Case Studies
Case Study: How a Training Team Replaced Slide Decks With Interactive Courses
June 13, 2026

The starting point
A mid-sized company's learning and development team delivered compliance and onboarding training as long slide decks and PDFs. Completion was technically tracked but engagement was near zero — employees clicked through to the end without absorbing much, and the team had no real visibility into what was landing.
The problem with decks
Slide decks are passive by nature. Employees scrolled to the last slide to mark the training complete. The information was there, but the format invited skimming, not learning, and the team couldn't tell the difference between "finished" and "understood."
The change
The team rebuilt their core training as interactive courses. The same content, but broken into focused modules with knowledge checks, scenario-based questions, and confirmation steps where employees had to actively acknowledge key policies rather than scroll past them.
What changed in practice
Two things shifted. First, employees actually engaged — the interactive elements required participation, so passive click-through stopped working.

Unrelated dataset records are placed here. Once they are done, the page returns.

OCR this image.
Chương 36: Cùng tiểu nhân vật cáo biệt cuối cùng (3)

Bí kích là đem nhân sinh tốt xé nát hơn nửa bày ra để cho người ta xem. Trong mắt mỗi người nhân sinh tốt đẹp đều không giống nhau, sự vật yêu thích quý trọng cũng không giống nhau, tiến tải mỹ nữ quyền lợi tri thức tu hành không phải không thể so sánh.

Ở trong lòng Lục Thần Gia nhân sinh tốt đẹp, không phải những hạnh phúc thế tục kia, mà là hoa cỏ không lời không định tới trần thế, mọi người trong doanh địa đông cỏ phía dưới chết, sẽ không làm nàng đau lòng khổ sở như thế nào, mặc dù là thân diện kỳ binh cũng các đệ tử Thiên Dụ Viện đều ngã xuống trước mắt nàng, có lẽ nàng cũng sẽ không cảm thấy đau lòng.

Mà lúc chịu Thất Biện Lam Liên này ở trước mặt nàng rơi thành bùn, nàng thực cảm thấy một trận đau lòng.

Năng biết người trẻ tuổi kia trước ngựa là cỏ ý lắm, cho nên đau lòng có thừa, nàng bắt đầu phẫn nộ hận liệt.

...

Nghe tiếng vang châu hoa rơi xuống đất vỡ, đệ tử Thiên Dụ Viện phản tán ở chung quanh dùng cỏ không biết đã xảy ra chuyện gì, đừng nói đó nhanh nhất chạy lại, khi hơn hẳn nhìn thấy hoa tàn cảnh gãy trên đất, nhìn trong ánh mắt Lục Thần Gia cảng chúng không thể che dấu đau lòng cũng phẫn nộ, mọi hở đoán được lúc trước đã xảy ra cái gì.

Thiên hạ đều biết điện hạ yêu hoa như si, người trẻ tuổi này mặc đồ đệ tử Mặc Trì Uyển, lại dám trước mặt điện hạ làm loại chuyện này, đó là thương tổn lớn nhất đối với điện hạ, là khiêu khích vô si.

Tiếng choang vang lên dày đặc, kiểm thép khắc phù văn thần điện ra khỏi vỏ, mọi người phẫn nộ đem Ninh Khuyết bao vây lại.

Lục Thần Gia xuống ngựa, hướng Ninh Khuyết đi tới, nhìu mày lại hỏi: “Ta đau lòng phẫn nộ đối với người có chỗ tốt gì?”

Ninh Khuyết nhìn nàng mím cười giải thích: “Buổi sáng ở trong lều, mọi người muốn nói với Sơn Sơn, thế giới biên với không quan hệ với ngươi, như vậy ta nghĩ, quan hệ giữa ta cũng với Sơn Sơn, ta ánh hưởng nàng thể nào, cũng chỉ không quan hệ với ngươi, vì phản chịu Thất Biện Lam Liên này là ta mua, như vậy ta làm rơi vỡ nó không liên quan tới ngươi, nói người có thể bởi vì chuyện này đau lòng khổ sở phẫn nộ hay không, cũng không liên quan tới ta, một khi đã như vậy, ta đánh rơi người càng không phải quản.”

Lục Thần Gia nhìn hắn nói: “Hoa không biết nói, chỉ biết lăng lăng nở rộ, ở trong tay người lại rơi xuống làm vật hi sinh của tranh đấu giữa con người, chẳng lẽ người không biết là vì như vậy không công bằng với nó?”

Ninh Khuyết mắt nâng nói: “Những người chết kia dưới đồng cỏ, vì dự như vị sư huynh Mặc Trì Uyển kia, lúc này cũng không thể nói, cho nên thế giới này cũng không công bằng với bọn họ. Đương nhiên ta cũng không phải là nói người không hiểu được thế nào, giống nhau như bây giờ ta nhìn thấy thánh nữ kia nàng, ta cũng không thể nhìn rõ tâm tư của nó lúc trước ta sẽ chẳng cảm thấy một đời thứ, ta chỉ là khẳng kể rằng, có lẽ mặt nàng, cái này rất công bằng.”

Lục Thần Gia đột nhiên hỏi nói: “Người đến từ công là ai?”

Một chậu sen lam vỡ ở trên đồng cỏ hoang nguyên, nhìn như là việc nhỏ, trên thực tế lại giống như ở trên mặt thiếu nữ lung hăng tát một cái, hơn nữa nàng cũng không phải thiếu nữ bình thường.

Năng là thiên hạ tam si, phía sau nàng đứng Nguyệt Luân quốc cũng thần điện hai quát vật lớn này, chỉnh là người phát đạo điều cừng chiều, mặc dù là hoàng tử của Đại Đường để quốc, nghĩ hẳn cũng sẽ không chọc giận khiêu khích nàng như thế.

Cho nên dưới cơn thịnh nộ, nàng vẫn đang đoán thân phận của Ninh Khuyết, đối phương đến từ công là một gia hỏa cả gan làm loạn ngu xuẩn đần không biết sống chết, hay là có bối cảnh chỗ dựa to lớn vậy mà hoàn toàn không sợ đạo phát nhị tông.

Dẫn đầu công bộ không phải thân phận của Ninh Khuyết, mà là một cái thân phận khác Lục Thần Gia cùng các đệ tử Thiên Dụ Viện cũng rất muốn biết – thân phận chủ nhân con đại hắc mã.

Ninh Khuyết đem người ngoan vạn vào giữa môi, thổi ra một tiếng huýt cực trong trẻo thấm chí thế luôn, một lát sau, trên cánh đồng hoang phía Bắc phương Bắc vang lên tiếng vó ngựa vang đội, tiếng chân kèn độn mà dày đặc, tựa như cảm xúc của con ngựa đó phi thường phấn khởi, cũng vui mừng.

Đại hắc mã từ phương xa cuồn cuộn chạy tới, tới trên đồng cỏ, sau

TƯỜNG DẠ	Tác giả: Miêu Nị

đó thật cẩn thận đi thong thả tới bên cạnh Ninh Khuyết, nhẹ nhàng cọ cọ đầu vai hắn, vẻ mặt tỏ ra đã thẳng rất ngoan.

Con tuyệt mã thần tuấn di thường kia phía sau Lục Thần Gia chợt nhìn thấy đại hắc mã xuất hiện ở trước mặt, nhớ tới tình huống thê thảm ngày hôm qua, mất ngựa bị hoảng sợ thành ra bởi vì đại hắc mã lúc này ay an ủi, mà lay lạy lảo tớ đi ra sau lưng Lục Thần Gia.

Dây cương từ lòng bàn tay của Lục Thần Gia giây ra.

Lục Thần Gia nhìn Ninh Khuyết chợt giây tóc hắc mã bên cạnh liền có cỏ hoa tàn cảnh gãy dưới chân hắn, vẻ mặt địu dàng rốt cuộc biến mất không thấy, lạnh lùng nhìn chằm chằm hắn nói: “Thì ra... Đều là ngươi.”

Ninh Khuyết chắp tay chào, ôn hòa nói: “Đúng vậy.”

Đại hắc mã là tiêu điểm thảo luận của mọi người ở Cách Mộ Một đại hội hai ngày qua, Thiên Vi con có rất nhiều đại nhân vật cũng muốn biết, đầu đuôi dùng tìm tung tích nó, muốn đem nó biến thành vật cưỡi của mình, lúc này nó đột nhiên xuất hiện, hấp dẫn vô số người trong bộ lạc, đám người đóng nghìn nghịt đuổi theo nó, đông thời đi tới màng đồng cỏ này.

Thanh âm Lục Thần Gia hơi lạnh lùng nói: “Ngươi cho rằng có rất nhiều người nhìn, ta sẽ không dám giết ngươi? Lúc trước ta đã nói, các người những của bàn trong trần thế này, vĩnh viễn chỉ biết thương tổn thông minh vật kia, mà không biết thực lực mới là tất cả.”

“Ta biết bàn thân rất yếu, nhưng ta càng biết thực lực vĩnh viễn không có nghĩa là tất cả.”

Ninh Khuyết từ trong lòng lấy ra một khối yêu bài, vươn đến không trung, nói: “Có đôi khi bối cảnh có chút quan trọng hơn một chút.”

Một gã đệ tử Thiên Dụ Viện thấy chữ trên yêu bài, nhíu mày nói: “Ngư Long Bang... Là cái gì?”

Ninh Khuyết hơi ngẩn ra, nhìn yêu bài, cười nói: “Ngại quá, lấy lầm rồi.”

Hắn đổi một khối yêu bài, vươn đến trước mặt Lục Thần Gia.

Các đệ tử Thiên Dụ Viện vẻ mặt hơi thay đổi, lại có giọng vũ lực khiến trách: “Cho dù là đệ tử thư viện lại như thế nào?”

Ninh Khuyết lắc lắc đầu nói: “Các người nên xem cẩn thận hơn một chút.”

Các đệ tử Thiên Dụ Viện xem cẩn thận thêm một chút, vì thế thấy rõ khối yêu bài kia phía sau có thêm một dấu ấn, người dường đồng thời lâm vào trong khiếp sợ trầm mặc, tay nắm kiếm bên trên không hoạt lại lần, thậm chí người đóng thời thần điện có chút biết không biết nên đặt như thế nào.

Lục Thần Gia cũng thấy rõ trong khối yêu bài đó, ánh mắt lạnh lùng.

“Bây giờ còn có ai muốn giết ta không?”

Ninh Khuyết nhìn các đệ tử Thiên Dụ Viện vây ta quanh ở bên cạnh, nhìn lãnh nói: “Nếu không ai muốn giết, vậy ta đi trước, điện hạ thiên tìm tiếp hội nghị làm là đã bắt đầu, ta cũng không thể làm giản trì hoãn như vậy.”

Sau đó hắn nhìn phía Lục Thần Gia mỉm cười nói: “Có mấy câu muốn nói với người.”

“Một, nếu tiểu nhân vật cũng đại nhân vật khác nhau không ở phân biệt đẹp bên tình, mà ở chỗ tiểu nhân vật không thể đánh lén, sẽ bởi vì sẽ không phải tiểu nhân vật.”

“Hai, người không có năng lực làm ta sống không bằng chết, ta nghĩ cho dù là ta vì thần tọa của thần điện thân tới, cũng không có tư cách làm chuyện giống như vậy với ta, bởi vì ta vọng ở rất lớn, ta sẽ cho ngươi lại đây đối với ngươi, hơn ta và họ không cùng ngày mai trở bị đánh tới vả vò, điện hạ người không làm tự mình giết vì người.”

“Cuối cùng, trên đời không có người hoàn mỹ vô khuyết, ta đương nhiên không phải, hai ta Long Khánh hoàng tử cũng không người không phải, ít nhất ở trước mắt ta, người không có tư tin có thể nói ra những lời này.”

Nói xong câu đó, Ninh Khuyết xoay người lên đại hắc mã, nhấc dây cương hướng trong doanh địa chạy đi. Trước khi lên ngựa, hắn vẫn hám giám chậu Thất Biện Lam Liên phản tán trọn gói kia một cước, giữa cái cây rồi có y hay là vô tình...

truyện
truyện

Second, the team gained insight: the knowledge checks showed exactly which concepts were misunderstood, letting them improve the weak spots.
Delivery without friction
Because the courses exported to SCORM, they dropped straight into the company's existing learning management system. No new platform for employees to learn, no IT project — just better content in the system they already used.
The takeaway
The lesson generalises beyond corporate training: the same information, delivered interactively instead of passively, produces real engagement and real insight. The format was the problem, not the content. Rebuilding it as interactive courses fixed both.